Conjuntivite foi observada como reação adversa em 2,7% dos pacientes que receberam o anticorpo monoclonal. Os quadros foram leves e não acarretaram descontinuação da medicação.
CONCLUSÕES
O dupilumabe é eficaz e seguro no tratamento da RSCcPN. A eficácia é progressiva no primeiro ano de tratamento, e a posologia de 300 mg a cada 2 semanas é superior do que a cada 4 semanas. A interrupção do tratamento com 24 semanas acarreta a perda parcial de seus efeitos benéficos. O imunobiológico também é eficaz no controle da asma nos pacientes que apresentam esta doença como comorbidade. Alguns pacientes podem apesentar aumento transitório dos eosinófilos sanguíneos, e 2,7% desenvolveu conjuntivite como reação adversa nos estudos SINUS-24 e SINUS-52.
O dupilumabe é uma excelente opção terapêutica para o tratamento concomitante de múltiplas doenças caracterizadas pela inflamação do Tipo II.
REFERÊNCIAS
1. Fokkens WJ, Lund VJ, Hopkins C, Hellings PW, Kern R, Reitsma S, et al. European Position Paper on Rhinosinusitis and Nasal Polyps 2020. Rhinology. 2020;58(Suppl S29):1-464.
2. Tomassen P, Vandeplas G, Van Zele T, Cardell LO, Arebro J, Olze H, et al. Inflammatory endotypes of chronic rhinosinusitis based on cluster analysis of biomarkers. J Allergy Clin Immunol. 2016;137(5):1449-56.e4.
3. Settipane GA, Chafee FH. Nasal polyps in asthma and rhinitis. A review of 6,037 patients. J Allergy Clin Immunol. 1977;59(1):17-21.
4. Hedman J, Kaprio J, Poussa T, Nieminen MM. Prevalence of asthma, aspirin intolerance, nasal polyposis and chronic obstructive pulmonary disease in a population-based study. Int J Epidemiol. 1999;28(4):717-22.
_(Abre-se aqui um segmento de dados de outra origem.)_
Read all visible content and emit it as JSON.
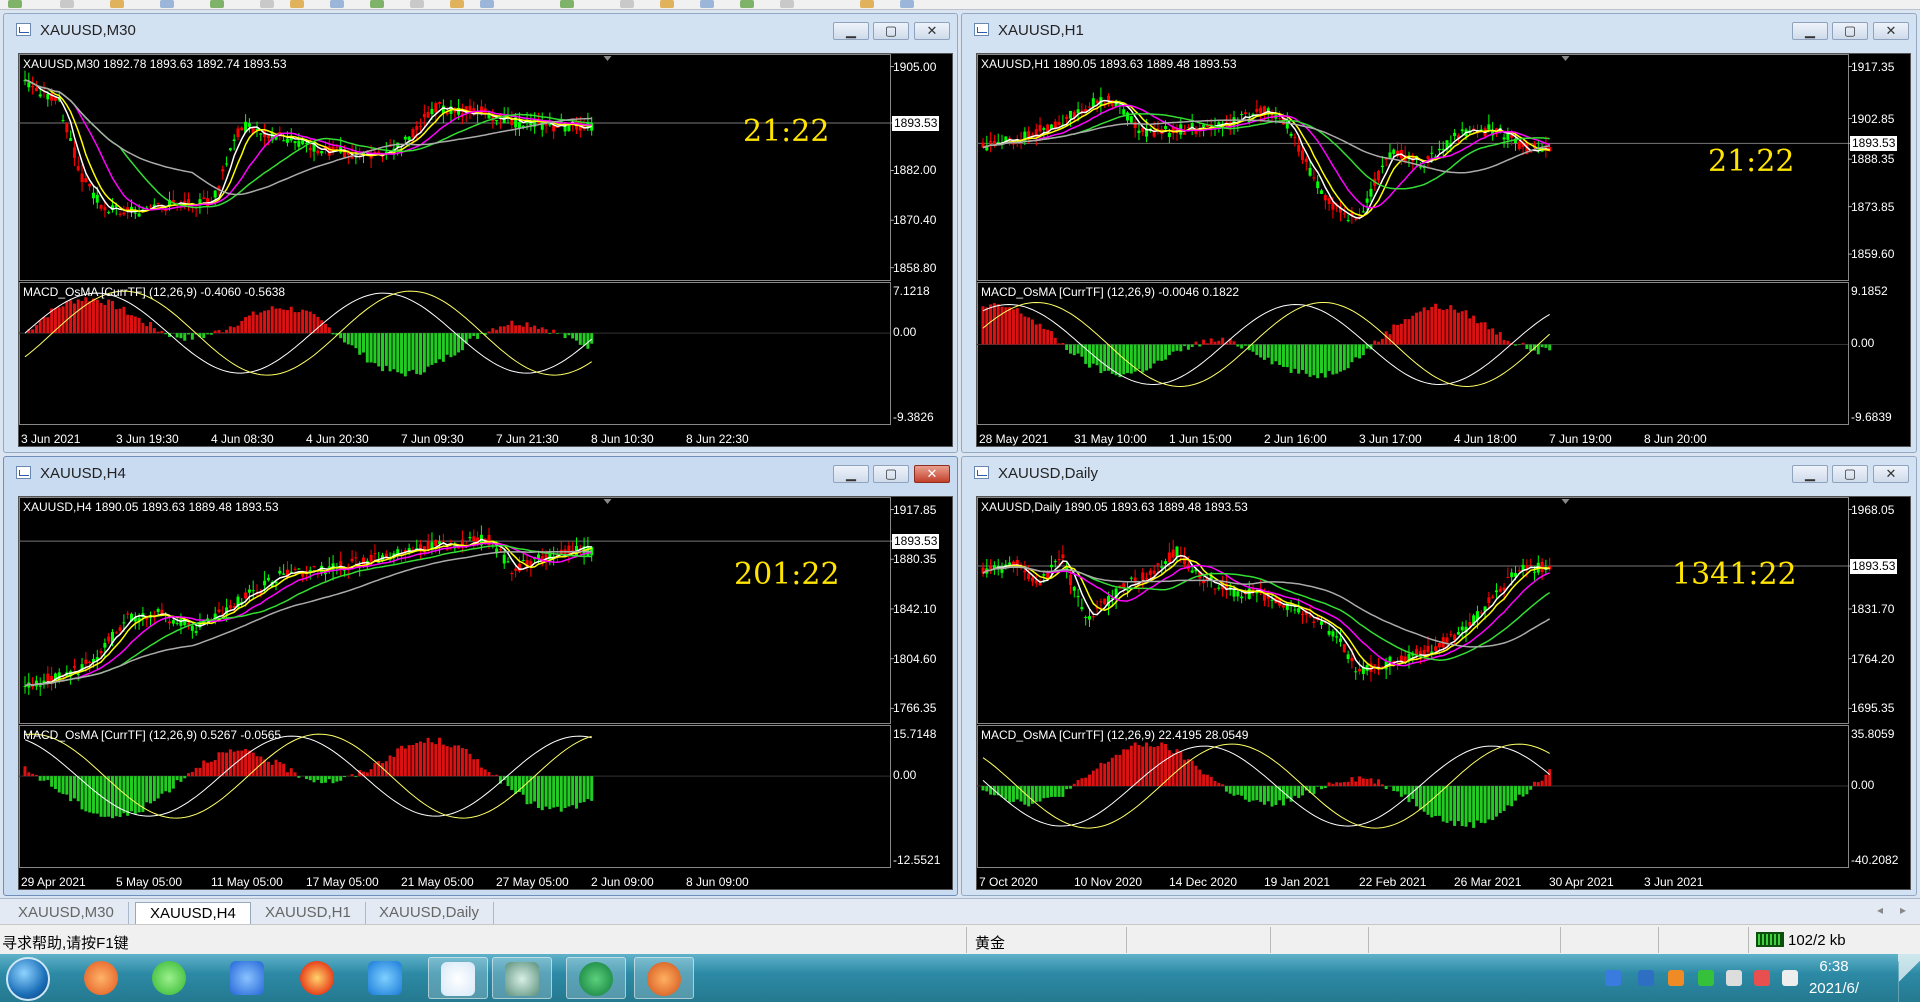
{
  "toolbar": {
    "label": "toolbar"
  },
  "windows": [
    {
      "id": "m30",
      "title": "XAUUSD,M30",
      "active": false,
      "header": "XAUUSD,M30  1892.78 1893.63 1892.74 1893.53",
      "clock": "21:22",
      "prices": [
        "1905.00",
        "1893.53",
        "1882.00",
        "1870.40",
        "1858.80"
      ],
      "current": "1893.53",
      "macd_label": "MACD_OsMA [CurrTF] (12,26,9) -0.4060 -0.5638",
      "macd_scale": [
        "7.1218",
        "0.00",
        "-9.3826"
      ],
      "dates": [
        "3 Jun 2021",
        "3 Jun 19:30",
        "4 Jun 08:30",
        "4 Jun 20:30",
        "7 Jun 09:30",
        "7 Jun 21:30",
        "8 Jun 10:30",
        "8 Jun 22:30"
      ]
    },
    {
      "id": "h1",
      "title": "XAUUSD,H1",
      "active": false,
      "header": "XAUUSD,H1  1890.05 1893.63 1889.48 1893.53",
      "clock": "21:22",
      "prices": [
        "1917.35",
        "1902.85",
        "1893.53",
        "1888.35",
        "1873.85",
        "1859.60"
      ],
      "current": "1893.53",
      "macd_label": "MACD_OsMA [CurrTF] (12,26,9) -0.0046 0.1822",
      "macd_scale": [
        "9.1852",
        "0.00",
        "-9.6839"
      ],
      "dates": [
        "28 May 2021",
        "31 May 10:00",
        "1 Jun 15:00",
        "2 Jun 16:00",
        "3 Jun 17:00",
        "4 Jun 18:00",
        "7 Jun 19:00",
        "8 Jun 20:00"
      ]
    },
    {
      "id": "h4",
      "title": "XAUUSD,H4",
      "active": true,
      "header": "XAUUSD,H4  1890.05 1893.63 1889.48 1893.53",
      "clock": "201:22",
      "prices": [
        "1917.85",
        "1893.53",
        "1880.35",
        "1842.10",
        "1804.60",
        "1766.35"
      ],
      "current": "1893.53",
      "macd_label": "MACD_OsMA [CurrTF] (12,26,9) 0.5267 -0.0565",
      "macd_scale": [
        "15.7148",
        "0.00",
        "-12.5521"
      ],
      "dates": [
        "29 Apr 2021",
        "5 May 05:00",
        "11 May 05:00",
        "17 May 05:00",
        "21 May 05:00",
        "27 May 05:00",
        "2 Jun 09:00",
        "8 Jun 09:00"
      ]
    },
    {
      "id": "d1",
      "title": "XAUUSD,Daily",
      "active": false,
      "header": "XAUUSD,Daily  1890.05 1893.63 1889.48 1893.53",
      "clock": "1341:22",
      "prices": [
        "1968.05",
        "1893.53",
        "1831.70",
        "1764.20",
        "1695.35"
      ],
      "current": "1893.53",
      "macd_label": "MACD_OsMA [CurrTF] (12,26,9) 22.4195 28.0549",
      "macd_scale": [
        "35.8059",
        "0.00",
        "-40.2082"
      ],
      "dates": [
        "7 Oct 2020",
        "10 Nov 2020",
        "14 Dec 2020",
        "19 Jan 2021",
        "22 Feb 2021",
        "26 Mar 2021",
        "30 Apr 2021",
        "3 Jun 2021"
      ]
    }
  ],
  "tabs": [
    "XAUUSD,M30",
    "XAUUSD,H4",
    "XAUUSD,H1",
    "XAUUSD,Daily"
  ],
  "active_tab": "XAUUSD,H4",
  "status": {
    "help": "寻求帮助,请按F1键",
    "profile": "黄金",
    "traffic": "102/2 kb"
  },
  "taskbar": {
    "time": "6:38",
    "date": "2021/6/"
  },
  "colors": {
    "bull": "#00ff00",
    "bear": "#ff0000",
    "macd_up": "#dd1111",
    "macd_down": "#22cc22",
    "ma_white": "#ffffff",
    "ma_yellow": "#ffff00",
    "ma_magenta": "#ff00ff",
    "ma_green": "#33dd33",
    "ma_gray": "#aaaaaa",
    "clock": "#ffe400"
  },
  "taskbar_icons": [
    "firefox-like-browser-icon",
    "wechat-icon",
    "feishu-icon",
    "firefox-icon",
    "lark-icon",
    "tradingview-icon",
    "metatrader-icon",
    "green-circle-icon",
    "mascot-icon"
  ]
}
5. Håkansson K, Thomsen SF, Konge L, Mortensen J, Backer V, von Buchwald C. A comparative and descriptive study of asthma in chronic rhinosinusitis with nasal polyps. Am J Rhinol Allergy. 2014;28(5):383-7.
6. Stevens WW, Peters AT, Hirsch AG, Nordberg CM, Schwartz BS, Mercer DG, et al. Clinical Characteristics of Patients with Chronic Rhinosinusitis with Nasal Polyps, Asthma, and Aspirin-Exacerbated Respiratory Disease. J Allergy Clin Immunol Pract. 2017;5(4):1061-70.e3.
7. Bachert C, Han JK, Desrosiers M, Hellings PW, Amin N, Lee SE, et al. Efficacy and safety of dupilumab in patients with severe chronic rhinosinusitis with nasal polyps (LIBERTY NP SINUS-24 and LIBERTY NP SINUS-52): results from two multicentre, randomised, double-blind, placebo-controlled, parallel-group phase 3 trials. Lancet. 2019;394(10209):1638-50.